Back in New York, the summer heat was turning to an autumn chill and Covid-19 case counts were beginning to climb again. That meant Dr Seija was faced with a new round of severely ill patients, and more “goals of care” conversations to facilitate.

Palliative care hadn’t been a required part of Dr Seija’s medical school curriculum, but he began to feel that the long months of Covid – caring for his patients, then his mom – provided the end-of-life care fellowship he’d never signed up for.

As he communicated with his patients’ loved ones over Zoom, he became hyper-aware of his tone and hand gestures, which were all the more important because they couldn’t see his facial expression behind his mask. There was also a new voice in his head as he spoke to patients and their worried relatives, asking: ‘“How would I approach this exchange if the patient was my mom? What would I want to hear if I were in the healthcare proxy’s shoes?” The answers to those questions came all too easily now.

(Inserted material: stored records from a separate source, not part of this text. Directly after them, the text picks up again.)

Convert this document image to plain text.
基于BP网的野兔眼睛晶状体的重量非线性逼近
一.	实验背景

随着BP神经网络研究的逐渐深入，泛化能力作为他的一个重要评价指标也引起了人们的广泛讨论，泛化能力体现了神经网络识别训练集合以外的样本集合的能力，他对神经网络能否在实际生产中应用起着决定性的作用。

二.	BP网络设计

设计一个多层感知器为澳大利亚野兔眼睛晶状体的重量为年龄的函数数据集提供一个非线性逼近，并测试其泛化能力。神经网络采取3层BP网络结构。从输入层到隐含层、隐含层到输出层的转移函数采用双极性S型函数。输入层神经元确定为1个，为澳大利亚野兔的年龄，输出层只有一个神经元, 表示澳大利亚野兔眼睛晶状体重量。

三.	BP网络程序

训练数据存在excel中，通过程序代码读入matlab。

He learned to find solace in the smallest of bright spots, like the families who were able to make it into the hospital in time to say farewell. There was one discharge summary he wrote, in particular, that sticks in his mind. Any other year it might have seemed like a grim note, but during the pandemic it felt like a triumph:

“Palliatively extubated him surrounded by loved ones,” Dr Seija wrote of his patient. “They got to say their goodbyes.”

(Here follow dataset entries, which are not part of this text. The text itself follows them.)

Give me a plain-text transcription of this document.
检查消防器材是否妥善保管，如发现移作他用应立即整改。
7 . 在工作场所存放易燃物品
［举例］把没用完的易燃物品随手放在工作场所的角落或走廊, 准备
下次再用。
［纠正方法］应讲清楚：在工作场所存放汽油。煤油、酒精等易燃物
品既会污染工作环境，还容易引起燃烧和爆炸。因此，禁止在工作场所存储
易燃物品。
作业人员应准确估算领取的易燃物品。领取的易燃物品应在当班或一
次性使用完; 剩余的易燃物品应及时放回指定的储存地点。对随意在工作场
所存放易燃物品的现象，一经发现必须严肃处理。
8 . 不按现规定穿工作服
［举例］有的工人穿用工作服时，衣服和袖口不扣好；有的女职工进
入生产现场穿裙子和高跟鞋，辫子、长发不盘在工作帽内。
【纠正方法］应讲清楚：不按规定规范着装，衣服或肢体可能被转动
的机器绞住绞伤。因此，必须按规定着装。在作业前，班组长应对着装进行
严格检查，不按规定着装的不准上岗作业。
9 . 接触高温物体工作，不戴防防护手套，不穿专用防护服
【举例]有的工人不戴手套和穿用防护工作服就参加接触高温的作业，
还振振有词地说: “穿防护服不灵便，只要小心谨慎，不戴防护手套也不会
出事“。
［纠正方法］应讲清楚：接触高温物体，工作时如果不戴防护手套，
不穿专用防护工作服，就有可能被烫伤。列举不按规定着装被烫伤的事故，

Throughout medical school, Dr Seija thought he was studying to save lives. But sometimes, in the Covid-19 wards, his job was solely to help his patients die with dignity.

•••

Dr Seija has had the same nightmare for months: he wakes up gasping for breath, imagining that he is sick with Covid-19 and unable to see his family. He knows, now, that being a doctor means exposure not just to risk but to loss. Sometimes he plays the Marc Anthony song Vivir Mi Vida in his studio apartment and he feels the grief of the earliest weeks all over again. Although coronavirus cases had been declining for months in New York City, daily case counts are now beginning to tick up again, along with the test positivity rate. Dr Seija, meanwhile, has shifted into internal medicine-pediatrics training. He is no longer spending his days tending to the dying. But the lessons of those Covid months haven’t left him. “Start thinking about your goals of care,” he advises anyone who will listen.

Dr Seija’s mom has made a full recovery. He has now given thought to his own preferences for end of life care. “I would want to go home,” he said. “I’d die in my mother’s arms.”